Comme Lhajja Aïcha qui a l’habitude de relater ses difficultés à payer l’épicier, ses factures d’eau et d’électricité ou de son éloignement de ses enfants immigrés en Italie. Mais cela ne l’empêche pas d’être solidaire avec ses trois copines dans leurs ennuis. De telle sorte que Lhajja Aïcha a décidé un jour d’offrir la médaille de la résistance, héritée de sa défunte mère, à son amie Lhajja Fatima, sourde et muette. Cette dernière – qui sait lire, avec une vive intelligence, sur les lèvres de ses interlocuteurs- a passé une longue partie de sa vie à demander en vain une carte de résistant, comme symbole de reconnaissance pour ses années passées aux côtés des anciens combattants pour l’indépendance du Maroc. Connue par son sérieux et sa droiture d’ancienne employée d’une commune à la retraite, Lhajja Khadija a eu un jour l’idée d’encourager Mammass, Aïcha et Fatima de se révolter comme femmes soumises à leur sort.
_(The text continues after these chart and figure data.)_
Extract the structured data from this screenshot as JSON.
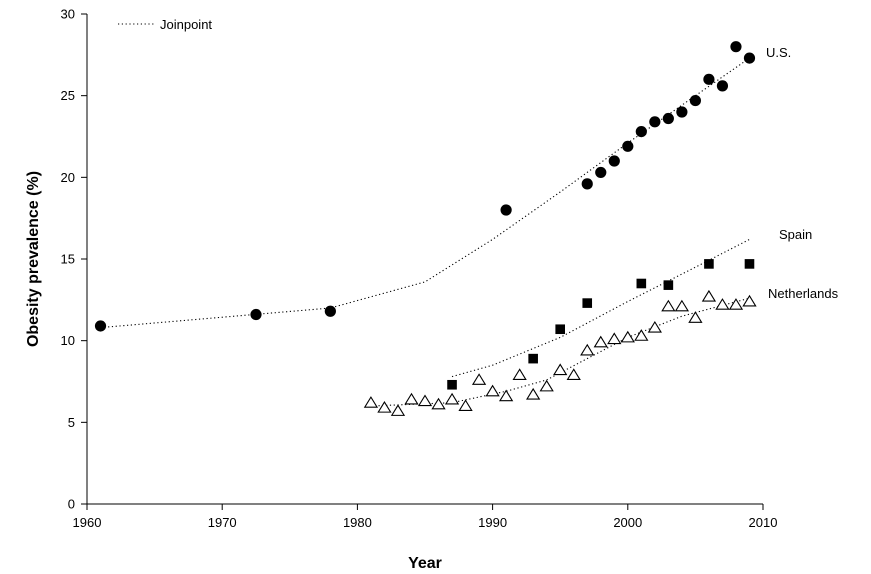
{
  "chart_data": {
    "type": "scatter",
    "title": "",
    "xlabel": "Year",
    "ylabel": "Obesity prevalence (%)",
    "xlim": [
      1960,
      2010
    ],
    "ylim": [
      0,
      30
    ],
    "xticks": [
      1960,
      1970,
      1980,
      1990,
      2000,
      2010
    ],
    "yticks": [
      0,
      5,
      10,
      15,
      20,
      25,
      30
    ],
    "grid": false,
    "legend": {
      "position": "top-left",
      "entries": [
        {
          "label": "Joinpoint",
          "style": "dotted-line"
        }
      ]
    },
    "series": [
      {
        "name": "U.S.",
        "marker": "filled-circle",
        "color": "#000000",
        "points": [
          [
            1961,
            10.9
          ],
          [
            1972.5,
            11.6
          ],
          [
            1978,
            11.8
          ],
          [
            1991,
            18.0
          ],
          [
            1997,
            19.6
          ],
          [
            1998,
            20.3
          ],
          [
            1999,
            21.0
          ],
          [
            2000,
            21.9
          ],
          [
            2001,
            22.8
          ],
          [
            2002,
            23.4
          ],
          [
            2003,
            23.6
          ],
          [
            2004,
            24.0
          ],
          [
            2005,
            24.7
          ],
          [
            2006,
            26.0
          ],
          [
            2007,
            25.6
          ],
          [
            2008,
            28.0
          ],
          [
            2009,
            27.3
          ]
        ],
        "joinpoint": [
          [
            1961,
            10.8
          ],
          [
            1978,
            12.0
          ],
          [
            1985,
            13.6
          ],
          [
            1990,
            16.2
          ],
          [
            1995,
            19.1
          ],
          [
            2000,
            22.1
          ],
          [
            2005,
            25.0
          ],
          [
            2009,
            27.3
          ]
        ]
      },
      {
        "name": "Spain",
        "marker": "filled-square",
        "color": "#000000",
        "points": [
          [
            1987,
            7.3
          ],
          [
            1993,
            8.9
          ],
          [
            1995,
            10.7
          ],
          [
            1997,
            12.3
          ],
          [
            2001,
            13.5
          ],
          [
            2003,
            13.4
          ],
          [
            2006,
            14.7
          ],
          [
            2009,
            14.7
          ]
        ],
        "joinpoint": [
          [
            1987,
            7.8
          ],
          [
            1990,
            8.5
          ],
          [
            1995,
            10.2
          ],
          [
            2000,
            12.4
          ],
          [
            2005,
            14.5
          ],
          [
            2009,
            16.2
          ]
        ]
      },
      {
        "name": "Netherlands",
        "marker": "open-triangle",
        "color": "#000000",
        "points": [
          [
            1981,
            6.2
          ],
          [
            1982,
            5.9
          ],
          [
            1983,
            5.7
          ],
          [
            1984,
            6.4
          ],
          [
            1985,
            6.3
          ],
          [
            1986,
            6.1
          ],
          [
            1987,
            6.4
          ],
          [
            1988,
            6.0
          ],
          [
            1989,
            7.6
          ],
          [
            1990,
            6.9
          ],
          [
            1991,
            6.6
          ],
          [
            1992,
            7.9
          ],
          [
            1993,
            6.7
          ],
          [
            1994,
            7.2
          ],
          [
            1995,
            8.2
          ],
          [
            1996,
            7.9
          ],
          [
            1997,
            9.4
          ],
          [
            1998,
            9.9
          ],
          [
            1999,
            10.1
          ],
          [
            2000,
            10.2
          ],
          [
            2001,
            10.3
          ],
          [
            2002,
            10.8
          ],
          [
            2003,
            12.1
          ],
          [
            2004,
            12.1
          ],
          [
            2005,
            11.4
          ],
          [
            2006,
            12.7
          ],
          [
            2007,
            12.2
          ],
          [
            2008,
            12.2
          ],
          [
            2009,
            12.4
          ]
        ],
        "joinpoint": [
          [
            1981,
            6.0
          ],
          [
            1987,
            6.2
          ],
          [
            1991,
            6.9
          ],
          [
            1994,
            7.6
          ],
          [
            1997,
            8.9
          ],
          [
            2000,
            10.2
          ],
          [
            2004,
            11.5
          ],
          [
            2009,
            12.6
          ]
        ]
      }
    ]
  }
}
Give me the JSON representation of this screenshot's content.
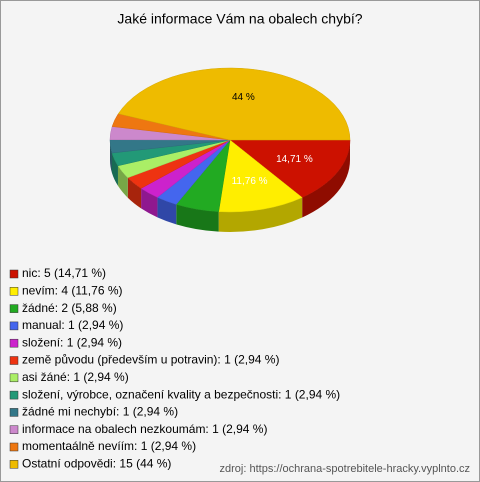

Elle propose, à la grande stupeur de ses quatre amies, de se transformer en voleuses. Mammass, qui s’est convertie depuis longtemps en voyante pour payer les médicaments de son mari malade, a montré au début quelque hésitation. Mais elle a fini par accepter de faire partie de la bande des quatre voleuses, guidée par Lhajja Fatima. Celle-ci a proposé à ses trois amies de débuter leur nouvelle aventure par le vol de la commune où elle a travaillé pendant presque une quarantaine d’années. Les quatre copines ont réussi non sans quelques petites erreurs cette première opération qui leur a permis de s’emparer d’une modique somme, composée des prix des légalisations et d’autres taxes locales. Elles ont rapidement décidé de se lancer dans une deuxième opération, beaucoup plus grande que la première et avec le soutien de leur jeune ami commun et vendeur de DVD, Hassan, et la belle nièce de Lhajja Khadija, dont les deux personnages sont interprétés respectivement par Momo et Leila Haddioui.

Le choix des quatre copines a été porté sur le riche Lkhmamsi, ancien patron de Mammass, pour être leur nouvelle victime. Elles ont choisi le jour de la fête du mariage de la fille de ce richard pour dérober, avec l’aide des deux jeunes recrues, une somme conséquente de son bureau. Elles ont décidé de donner une partie du butin aux anciens employés de Lkhmamsi, licenciés abusivement et sans indemnités. Et ce n’est pas tout, la bande des quatre copines a rendu l’argent volé à la commune.

Il est à noter que ce deuxième long-métrage de Mohamed Achaour a permis à la chanteuse Souad Hassane et d’autres nouveaux visages de se produire pour la première fois au cinéma. «J’étais, tout au long du tournage, bien entourée du réalisateur Mohamed Achaour et les autres membres de l’équipe du film. J’ai voulu être à la hauteur dans l’interprétation du personnage de Lhajja Khadija que j’ai beaucoup aimé. Je voudrais bien avoir de nouveaux rôles au cinéma», a déclaré Souad Hassane suite à la projection de ce film.